Find all positive integer solutions of $$ (2x-1)^3 +16 = y^4. $$
I think that there exist no integral solution for this equation, but I am unable to prove it.
Am I right? Is there any solution to this equation, if no how can I prove it?
My attempts: clearly y is odd, so taking congruence: RHS is congruent 1 (mod 4), and LHS is congruent 1 or 3 (mod 4). But this couldn't prove that there's no solution, so I tried taking modulo 3,8,... but got stuck.
Since $(2x-1)$ is odd, it follows that $(2x-1)^3$ is odd too. This forces $y^4$ to be odd, i.e. $y$ is odd too.
Rewrite the given equation as:
\begin{align} (2x-1)^3 & =y^4-16 \\ & = (y^2+4)(y+2)(y-2) \end{align}
Now, we have the following: \begin{align} \gcd(y+2,y-2) & = \gcd(4,y-2) \\ & = 1 \ \text{(Since $y-2$ is odd)} \end{align}
\begin{align} \gcd(y^2+4,y+2) & = \gcd(y^2-y+2,y+2) \\ & = \gcd(y^2-2y,y+2) \\ &= \gcd(y,y+2) \\ &= \gcd(y,2) \\ &=1 \end{align}
To see that $\gcd(y^2+4,y-2)=1$, note that $\gcd(y^2+4,y^2-4)=\gcd(8,y^2-4)=1.$ But since $y^2-4=(y+2)(y-2)$ and $\gcd(y^2+4,y+2)=1$, we are done.

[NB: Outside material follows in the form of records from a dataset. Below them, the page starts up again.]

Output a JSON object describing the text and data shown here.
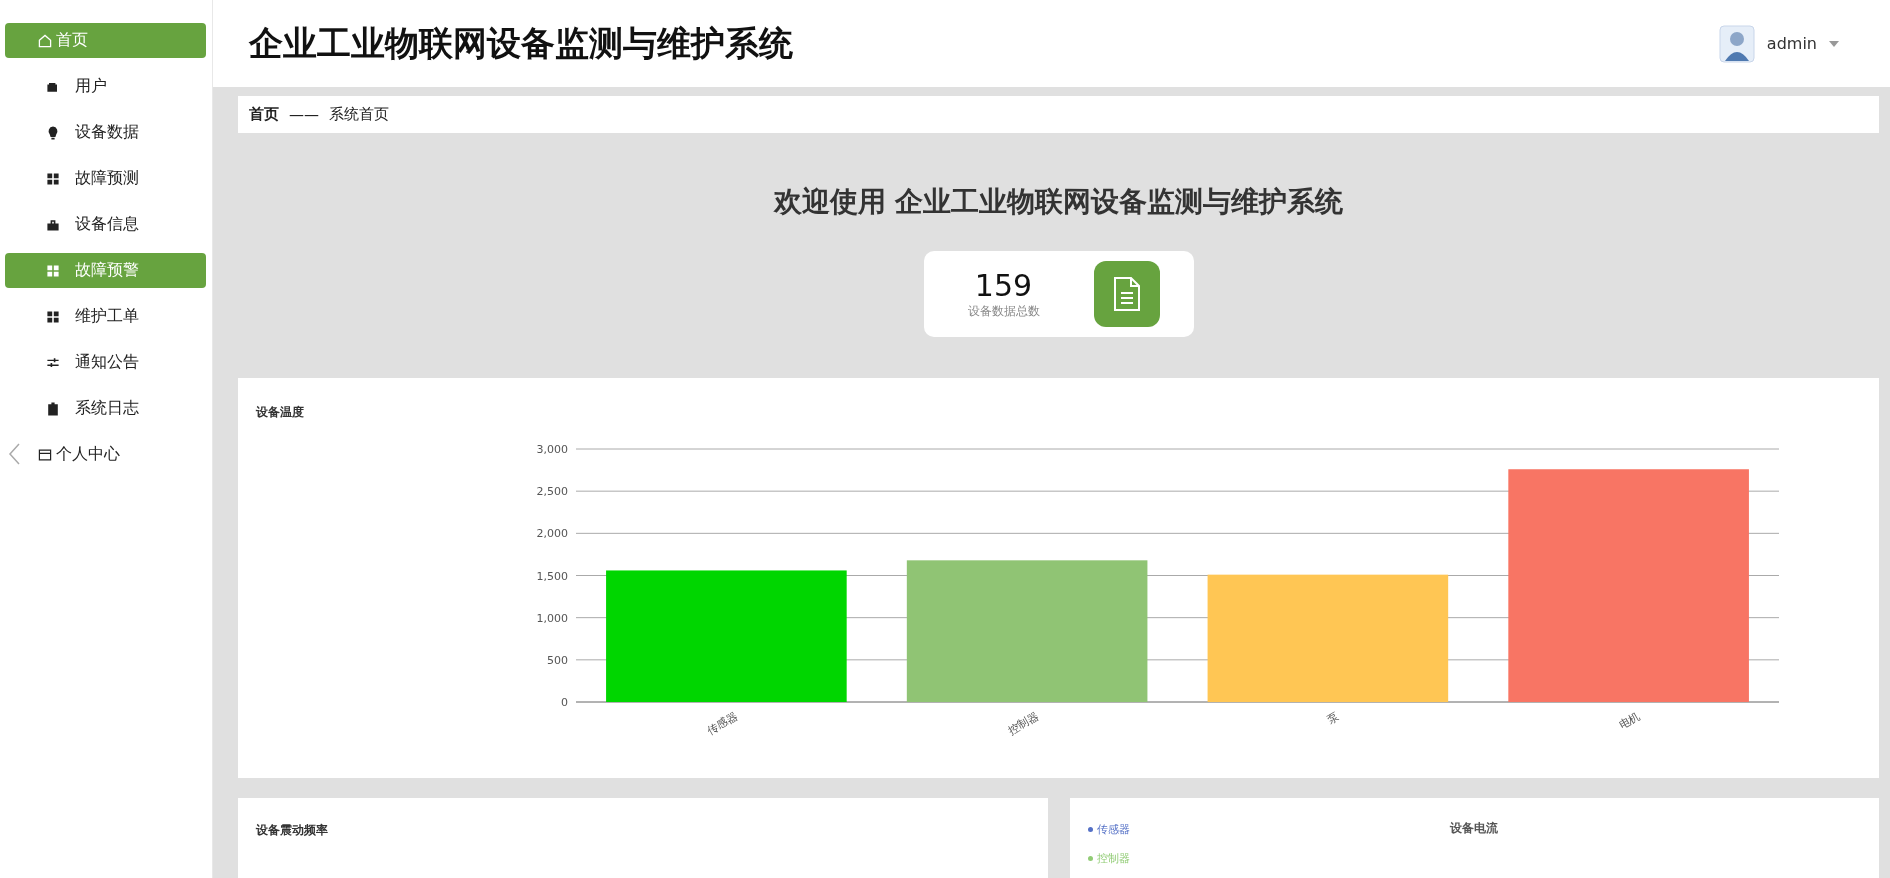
{
  "sidebar": {
    "items": [
      {
        "kind": "top",
        "label": "首页",
        "selected": true
      },
      {
        "kind": "sub",
        "label": "用户",
        "selected": false
      },
      {
        "kind": "sub",
        "label": "设备数据",
        "selected": false
      },
      {
        "kind": "sub",
        "label": "故障预测",
        "selected": false
      },
      {
        "kind": "sub",
        "label": "设备信息",
        "selected": false
      },
      {
        "kind": "sub",
        "label": "故障预警",
        "selected": true
      },
      {
        "kind": "sub",
        "label": "维护工单",
        "selected": false
      },
      {
        "kind": "sub",
        "label": "通知公告",
        "selected": false
      },
      {
        "kind": "sub",
        "label": "系统日志",
        "selected": false
      },
      {
        "kind": "top",
        "label": "个人中心",
        "selected": false
      }
    ]
  },
  "header": {
    "title": "企业工业物联网设备监测与维护系统",
    "user": "admin"
  },
  "breadcrumb": {
    "root": "首页",
    "separator": "——",
    "current": "系统首页"
  },
  "welcome": "欢迎使用 企业工业物联网设备监测与维护系统",
  "stat": {
    "value": "159",
    "label": "设备数据总数"
  },
  "temperature_panel": {
    "title": "设备温度",
    "chart_data": {
      "type": "bar",
      "categories": [
        "传感器",
        "控制器",
        "泵",
        "电机"
      ],
      "values": [
        1560,
        1680,
        1510,
        2760
      ],
      "colors": [
        "#00d600",
        "#90c474",
        "#ffc654",
        "#f87564"
      ],
      "grid": true,
      "ylim": [
        0,
        3000
      ],
      "yticks": [
        0,
        {
          "value": 500,
          "label": "500"
        },
        {
          "value": 1000,
          "label": "1,000"
        },
        {
          "value": 1500,
          "label": "1,500"
        },
        {
          "value": 2000,
          "label": "2,000"
        },
        {
          "value": 2500,
          "label": "2,500"
        },
        {
          "value": 3000,
          "label": "3,000"
        }
      ]
    }
  },
  "vibration_panel": {
    "title": "设备震动频率"
  },
  "current_panel": {
    "title": "设备电流",
    "legend": [
      {
        "label": "传感器",
        "color": "#5470c6"
      },
      {
        "label": "控制器",
        "color": "#91cc75"
      }
    ]
  }
}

Hence, all $3$ terms on the R.H.S. of our re-written equation are pairwise coprime. If any term is not a perfect cube, then the product of the three terms is also not a perfect cube (can you see why?), contradicting the fact that the L.H.S. of the equation is a perfect cube. Hence, we must have that all 3 terms are perfect cubes. But this is again impossible, since $y+2$ and $y-2$ cannot both be perfect cubes at the same time (again, can you see why?)
We conclude that there are no positive integer solutions to your equation.